5/18/11

The Peculiar Unity of James Franco

I've watched a couple interviews with James Franco in the past month.   Below is a short, funny interview he did with Stephen Colbert. 


For a longer, more serious examination of the same topics, watch his interview with Charlie Rose here: James Franco on Charlie Rose.
 
One might say that James Franco is striving to turn himself into an idea (his "persona"), but the very immateriality and hence dubitability of ideas makes him profoundly unsure of himself.  He is intensely self-aware, yet the harder he focuses on himself, the more indeterminately the object of awareness appears to him.  His form of life is tragi-comic.  He counters the deep uncertainty dwelling in the foundation of his identity by joyfully experimenting and creating alternative personas that allow for distinct varieties of expression.  Actor, film-maker, author, painter, poet...the list goes on.  Franco is extremely on-guard about being called out as a dilettante or silly playboy.  Yet he displays the typical neophyte academic honesty, strongly insisting that he recognizes his inherent limited abilities in each art form.  "I never said I'd be the best writer," he says on Charlie Rose.  He frequently allows little burps of cocky smile to erupt to the surface, only to quickly double back and qualify himself, show humility, placing his hand to his mouth and looking off into the distance, being not-stoned.

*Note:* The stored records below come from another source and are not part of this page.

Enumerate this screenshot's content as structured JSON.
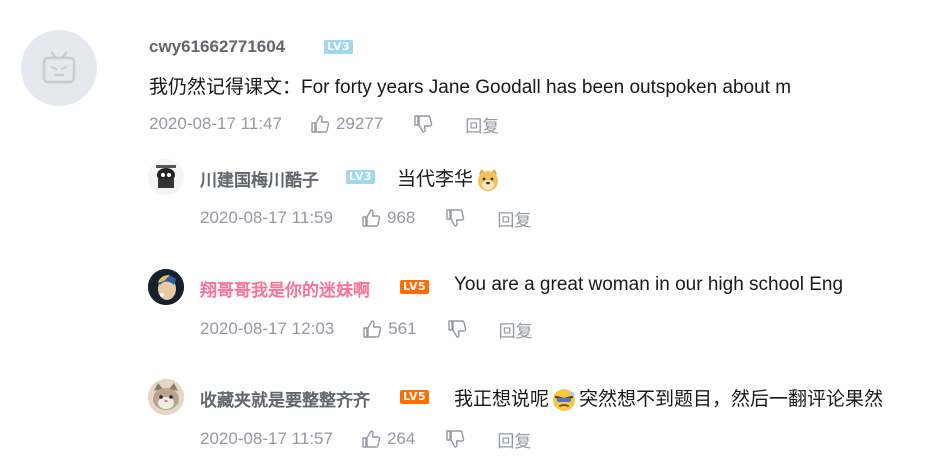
{
  "main_comment": {
    "username": "cwy61662771604",
    "level": "LV3",
    "text": "我仍然记得课文：For forty years Jane Goodall has been outspoken about m",
    "time": "2020-08-17 11:47",
    "likes": "29277",
    "reply_label": "回复"
  },
  "replies": [
    {
      "username": "川建国梅川酷子",
      "level": "LV3",
      "text": "当代李华",
      "time": "2020-08-17 11:59",
      "likes": "968",
      "reply_label": "回复"
    },
    {
      "username": "翔哥哥我是你的迷妹啊",
      "level": "LV5",
      "text": "You are a great woman in our high school Eng",
      "time": "2020-08-17 12:03",
      "likes": "561",
      "reply_label": "回复"
    },
    {
      "username": "收藏夹就是要整整齐齐",
      "level": "LV5",
      "text_before": "我正想说呢",
      "text_after": "突然想不到题目，然后一翻评论果然",
      "time": "2020-08-17 11:57",
      "likes": "264",
      "reply_label": "回复"
    }
  ],
  "colors": {
    "username": "#61666d",
    "vip_username": "#fb7299",
    "meta": "#9499a0",
    "lv3": "#9fd6f0",
    "lv5": "#ff6c00"
  }
}
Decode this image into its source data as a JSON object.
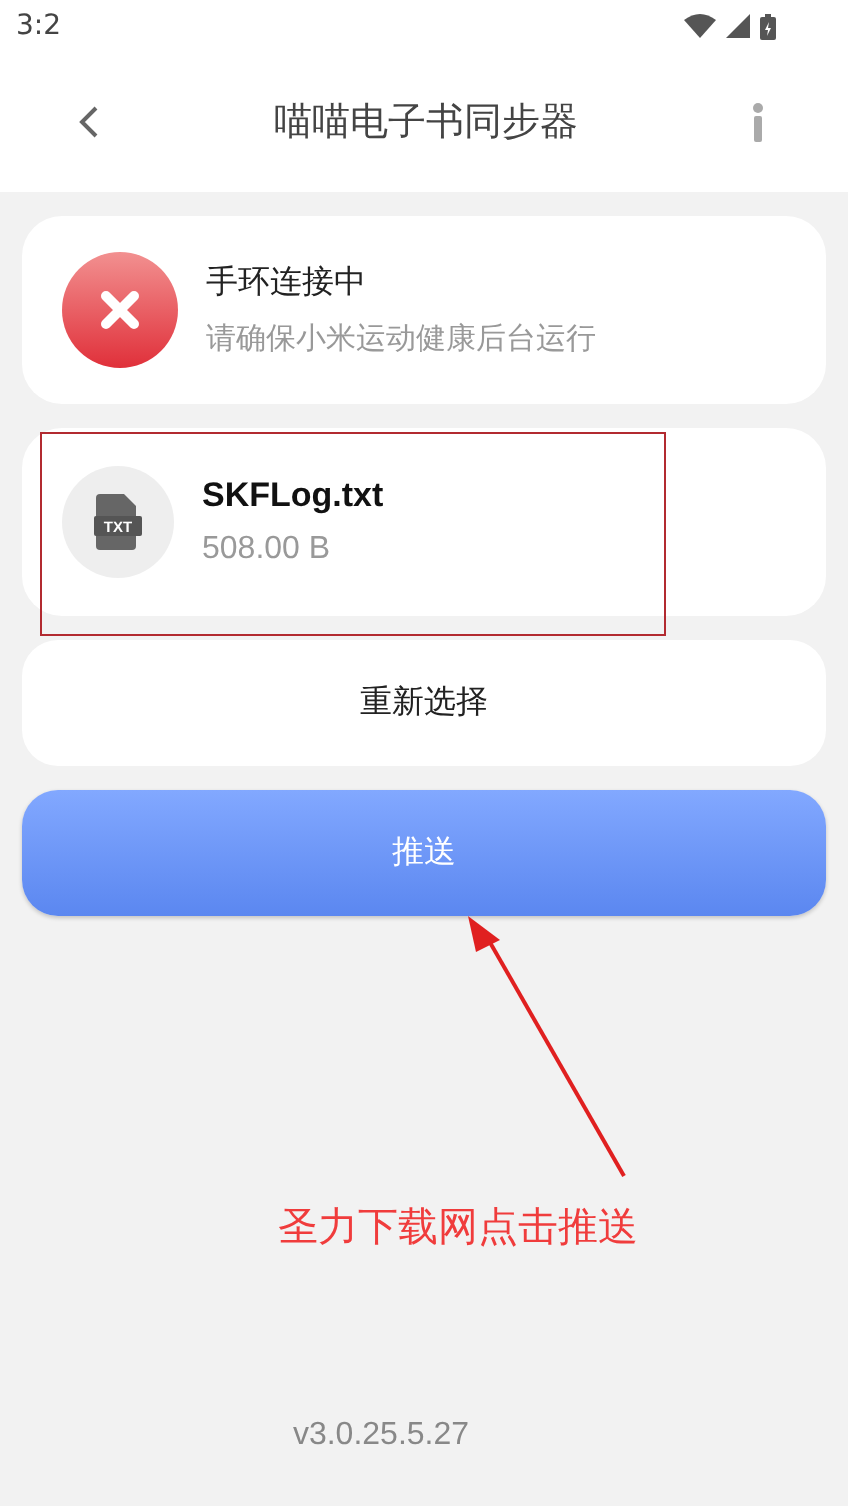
{
  "status_bar": {
    "time": "3:2"
  },
  "header": {
    "title": "喵喵电子书同步器"
  },
  "connection": {
    "connected": false,
    "title": "手环连接中",
    "subtitle": "请确保小米运动健康后台运行"
  },
  "file": {
    "icon_label": "TXT",
    "name": "SKFLog.txt",
    "size": "508.00 B"
  },
  "buttons": [
    {
      "kind": "secondary",
      "label": "重新选择"
    },
    {
      "kind": "primary",
      "label": "推送"
    }
  ],
  "annotation": {
    "text": "圣力下载网点击推送"
  },
  "version": "v3.0.25.5.27"
}
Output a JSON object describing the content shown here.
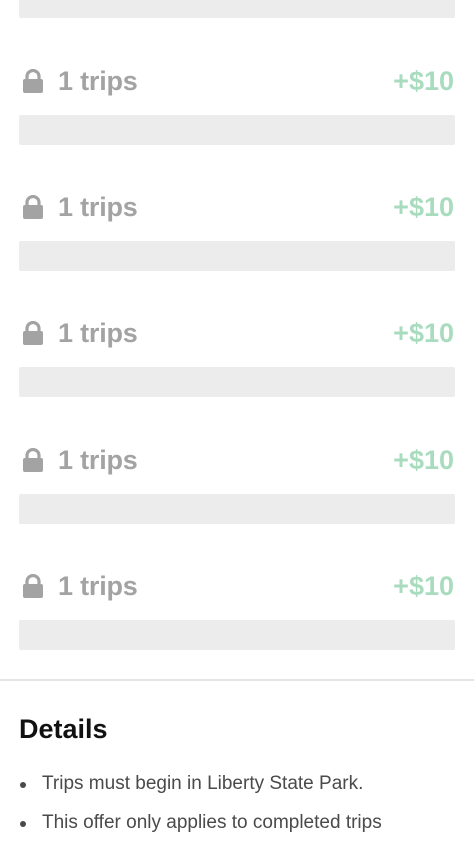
{
  "colors": {
    "locked_text": "#a3a3a3",
    "reward_text": "#a9dcbf",
    "progress_track": "#ececec",
    "lock_icon": "#a3a3a3"
  },
  "tiers": [
    {
      "icon": "lock-icon",
      "label": "1 trips",
      "reward": "+$10",
      "progress": 0
    },
    {
      "icon": "lock-icon",
      "label": "1 trips",
      "reward": "+$10",
      "progress": 0
    },
    {
      "icon": "lock-icon",
      "label": "1 trips",
      "reward": "+$10",
      "progress": 0
    },
    {
      "icon": "lock-icon",
      "label": "1 trips",
      "reward": "+$10",
      "progress": 0
    },
    {
      "icon": "lock-icon",
      "label": "1 trips",
      "reward": "+$10",
      "progress": 0
    }
  ],
  "top_progress": 0,
  "details": {
    "title": "Details",
    "items": [
      "Trips must begin in Liberty State Park.",
      "This offer only applies to completed trips"
    ]
  }
}
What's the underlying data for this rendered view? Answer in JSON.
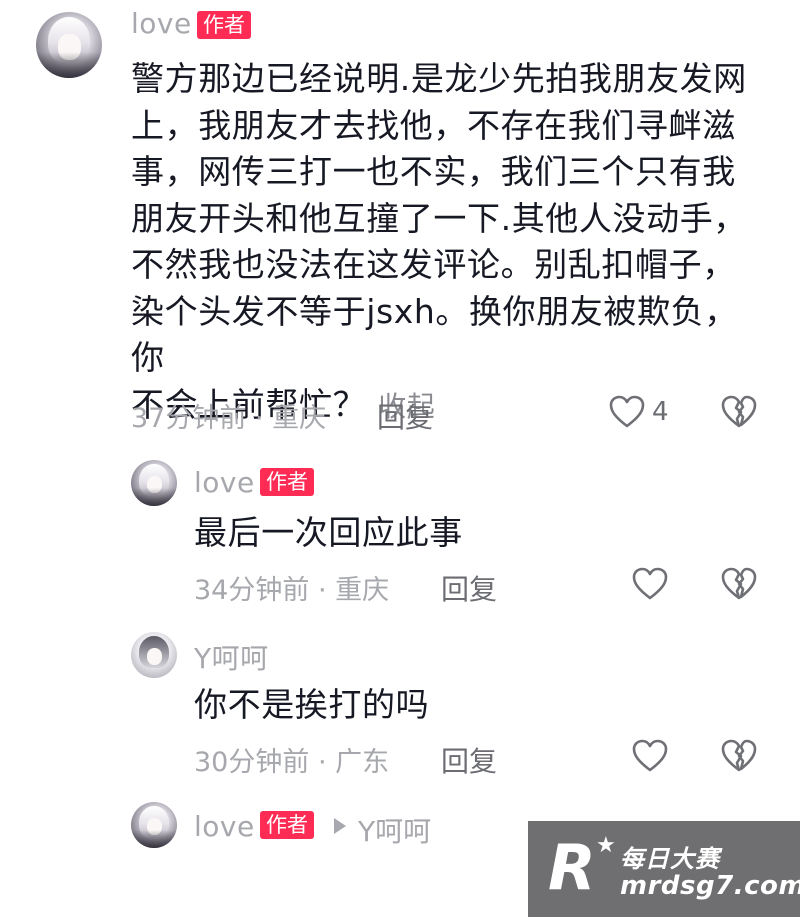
{
  "comments": [
    {
      "user": "love",
      "badge": "作者",
      "text_lines": [
        "警方那边已经说明.是龙少先拍我朋友发网",
        "上，我朋友才去找他，不存在我们寻衅滋",
        "事，网传三打一也不实，我们三个只有我",
        "朋友开头和他互撞了一下.其他人没动手，",
        "不然我也没法在这发评论。别乱扣帽子，",
        "染个头发不等于jsxh。换你朋友被欺负，你",
        "不会上前帮忙？"
      ],
      "collapse_label": "收起",
      "meta": "37分钟前 · 重庆",
      "reply_label": "回复",
      "like_count": "4"
    },
    {
      "user": "love",
      "badge": "作者",
      "text": "最后一次回应此事",
      "meta": "34分钟前 · 重庆",
      "reply_label": "回复"
    },
    {
      "user": "Y呵呵",
      "text": "你不是挨打的吗",
      "meta": "30分钟前 · 广东",
      "reply_label": "回复"
    },
    {
      "user": "love",
      "badge": "作者",
      "reply_to": "Y呵呵"
    }
  ],
  "watermark": {
    "logo": "R",
    "name": "每日大赛",
    "url": "mrdsg7.com"
  },
  "colors": {
    "badge": "#fe2c55",
    "text": "#161823",
    "meta": "#a7a8ad",
    "icon": "#7a7b80"
  },
  "icons": [
    "heart-icon",
    "broken-heart-icon",
    "reply-arrow-icon"
  ]
}
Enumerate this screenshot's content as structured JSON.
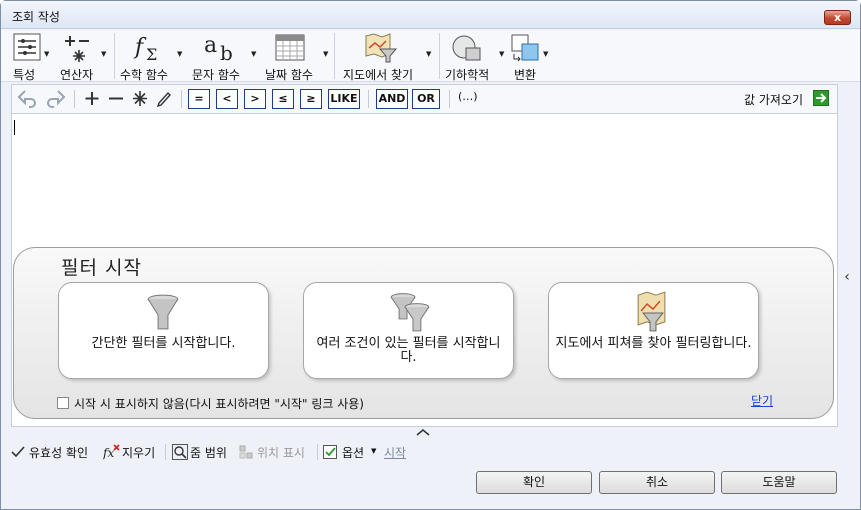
{
  "window": {
    "title": "조회 작성",
    "close_glyph": "x"
  },
  "ribbon": {
    "items": [
      {
        "label": "특성",
        "icon": "properties-list-icon"
      },
      {
        "label": "연산자",
        "icon": "operators-icon"
      },
      {
        "label": "수학 함수",
        "icon": "math-function-icon"
      },
      {
        "label": "문자 함수",
        "icon": "string-function-icon"
      },
      {
        "label": "날짜 함수",
        "icon": "date-function-icon"
      },
      {
        "label": "지도에서 찾기",
        "icon": "map-filter-icon"
      },
      {
        "label": "기하학적",
        "icon": "geometric-icon"
      },
      {
        "label": "변환",
        "icon": "transform-icon"
      }
    ]
  },
  "editbar": {
    "operators": [
      "=",
      "<",
      ">",
      "≤",
      "≥",
      "LIKE"
    ],
    "logic": [
      "AND",
      "OR"
    ],
    "paren": "(…)",
    "get_values": "값 가져오기"
  },
  "filter_panel": {
    "title": "필터 시작",
    "cards": [
      {
        "text": "간단한 필터를 시작합니다.",
        "icon": "funnel-icon"
      },
      {
        "text": "여러 조건이 있는 필터를 시작합니다.",
        "icon": "double-funnel-icon"
      },
      {
        "text": "지도에서 피쳐를 찾아 필터링합니다.",
        "icon": "map-funnel-icon"
      }
    ],
    "checkbox_label": "시작 시 표시하지 않음(다시 표시하려면 \"시작\" 링크 사용)",
    "checkbox_checked": false,
    "close_link": "닫기"
  },
  "statusbar": {
    "validate": "유효성 확인",
    "clear": "지우기",
    "zoom_range": "줌 범위",
    "show_location": "위치 표시",
    "options": "옵션",
    "start": "시작"
  },
  "buttons": {
    "ok": "확인",
    "cancel": "취소",
    "help": "도움말"
  },
  "colors": {
    "accent": "#1c3fd6",
    "operator_border": "#203a8a",
    "arrow_green": "#2e9a2e"
  }
}
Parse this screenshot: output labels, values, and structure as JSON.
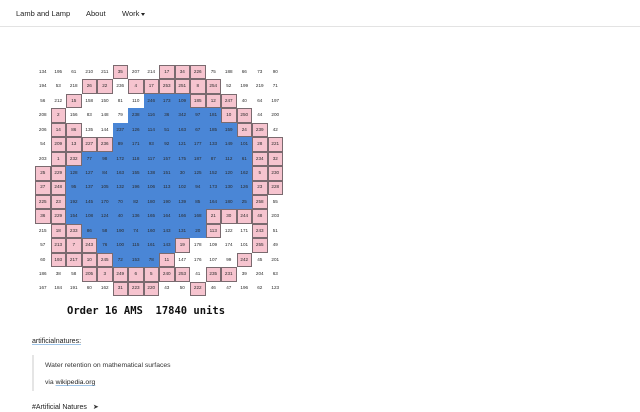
{
  "nav": {
    "brand": "Lamb and Lamp",
    "about": "About",
    "work": "Work"
  },
  "colors": {
    "water": "#4a86d6",
    "dry": "#f6c4cf",
    "outside": "#ffffff"
  },
  "grid": {
    "values": [
      [
        134,
        195,
        61,
        210,
        211,
        35,
        207,
        214,
        17,
        34,
        226,
        75,
        188,
        66,
        73,
        90
      ],
      [
        194,
        53,
        218,
        26,
        22,
        236,
        4,
        17,
        253,
        251,
        8,
        254,
        52,
        199,
        219,
        71
      ],
      [
        56,
        212,
        15,
        158,
        150,
        81,
        110,
        246,
        173,
        109,
        185,
        12,
        247,
        40,
        64,
        197
      ],
      [
        208,
        2,
        156,
        83,
        148,
        79,
        238,
        116,
        36,
        342,
        97,
        181,
        10,
        250,
        44,
        200
      ],
      [
        206,
        14,
        86,
        135,
        144,
        237,
        126,
        114,
        51,
        163,
        67,
        185,
        159,
        24,
        239,
        42
      ],
      [
        54,
        209,
        13,
        227,
        236,
        89,
        171,
        93,
        92,
        121,
        177,
        133,
        149,
        101,
        28,
        221
      ],
      [
        203,
        1,
        232,
        77,
        98,
        172,
        118,
        117,
        157,
        175,
        187,
        87,
        112,
        61,
        234,
        32
      ],
      [
        25,
        229,
        128,
        127,
        84,
        163,
        155,
        138,
        151,
        30,
        125,
        152,
        120,
        162,
        5,
        230
      ],
      [
        27,
        248,
        95,
        137,
        105,
        132,
        196,
        106,
        113,
        102,
        94,
        173,
        130,
        126,
        23,
        228
      ],
      [
        225,
        23,
        192,
        145,
        170,
        70,
        82,
        180,
        190,
        139,
        85,
        164,
        180,
        25,
        258,
        55
      ],
      [
        36,
        229,
        154,
        108,
        124,
        40,
        136,
        165,
        164,
        166,
        168,
        21,
        30,
        244,
        48,
        203
      ],
      [
        215,
        18,
        233,
        86,
        58,
        190,
        74,
        160,
        143,
        131,
        20,
        113,
        122,
        171,
        243,
        51
      ],
      [
        57,
        213,
        7,
        243,
        76,
        100,
        115,
        161,
        143,
        19,
        178,
        109,
        174,
        101,
        255,
        49
      ],
      [
        60,
        193,
        217,
        10,
        245,
        72,
        153,
        78,
        11,
        147,
        176,
        107,
        99,
        242,
        45,
        201
      ],
      [
        186,
        38,
        58,
        205,
        3,
        249,
        6,
        5,
        240,
        253,
        41,
        235,
        231,
        39,
        204,
        63
      ],
      [
        167,
        184,
        191,
        60,
        162,
        31,
        223,
        220,
        43,
        50,
        222,
        46,
        47,
        196,
        62,
        123
      ]
    ],
    "states": [
      "OOOOODOODDDOOOOO",
      "OOODDODDDDDDOOOO",
      "OODOOOOWWWDDDOOO",
      "ODOOOOWWWWWWDDOO",
      "ODDOOWWWWWWWWDDO",
      "ODDDDWWWWWWWWWDD",
      "ODDWWWWWWWWWWWDD",
      "DDWWWWWWWWWWWWDD",
      "DDWWWWWWWWWWWWDD",
      "DDWWWWWWWWWWWWDO",
      "DDWWWWWWWWWDDDDO",
      "ODDWWWWWWWWDOODO",
      "ODDDWWWWWDOOOODO",
      "ODDDDWWWDOOOODOO",
      "OOODDDDDDDODDOOO",
      "OOOOODDDOODOOOOO"
    ]
  },
  "caption": "Order 16 AMS  17840 units",
  "source_link": "artificialnatures:",
  "quote": {
    "text": "Water retention on mathematical surfaces",
    "via_prefix": "via ",
    "via_link": "wikipedia.org"
  },
  "tag": "#Artificial Natures"
}
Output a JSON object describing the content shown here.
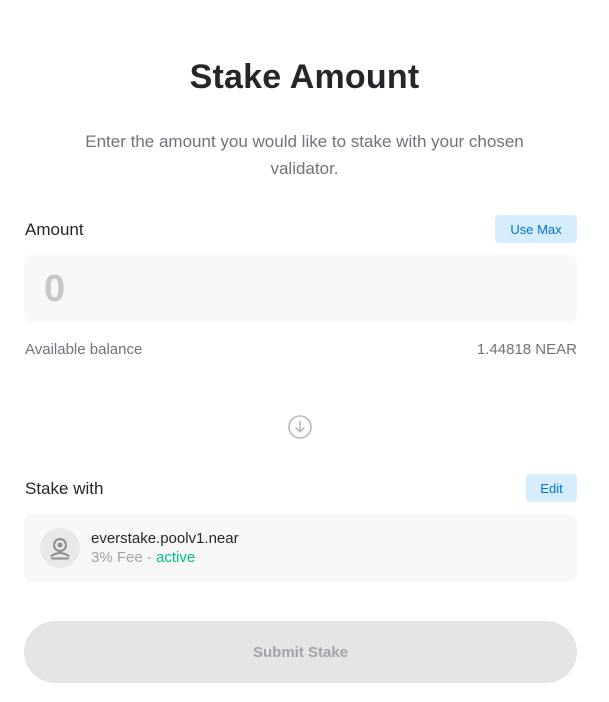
{
  "header": {
    "title": "Stake Amount",
    "subtitle": "Enter the amount you would like to stake with your chosen validator."
  },
  "amount": {
    "label": "Amount",
    "use_max_label": "Use Max",
    "placeholder": "0",
    "value": ""
  },
  "balance": {
    "label": "Available balance",
    "value": "1.44818 NEAR"
  },
  "icons": {
    "arrow": "arrow-down-circle-icon",
    "validator": "validator-avatar-icon"
  },
  "stake_with": {
    "label": "Stake with",
    "edit_label": "Edit",
    "validator": {
      "name": "everstake.poolv1.near",
      "fee": "3% Fee - ",
      "status": "active"
    }
  },
  "submit": {
    "label": "Submit Stake",
    "disabled": true
  },
  "colors": {
    "accent_bg": "#d6edff",
    "accent_text": "#0072ce",
    "status_active": "#00c08b",
    "disabled_button": "#e5e5e6"
  }
}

The most interesting thing I've heard Franco discuss is the possible underlying unity of all his various projects.  He's on a soap opera.  He's teaching a class at NYU film school (he's not really teaching it, he's just letting a bunch of film students edit footage of him and make whatever they want while he talks to them on Skype a couple times a semester).  He wrote a collection of short stories.  He made a documentary.  He continues to take on acting roles in mainstream films.  Charlie Rose (admirably) called him out on his apparent schizophrenia:  You like contradictions, he told Franco, you like bridging all of these seemingly unrelated fields.  Yes, Franco replied, he does.  And this is where is gets fascinating.   Again and again, when asked to explain the appeal of a certain project, or reasons for doing something like play a serial killer artist named "Franco" on General Hospital, Franco's responses include the concepts of "vitality" and "energy."  He claims he's not "disrupting" anything, but he is fully aware that its his Hollywood star power that makes these disparate forays interesting.  He tells us to be suspicious of celebrities leveraging their status, yet he's doing it blatantly (Stephen Colbert's response to this is especially good).  He likes the "tension" all of this creates.  He thinks it makes for "vital" performances that generate a lot of "energy." 

I can empathize with him a bit on this.  There is some vitality to be found in the tension created by exploring different fields.  Good for you James Franco, ride that wave.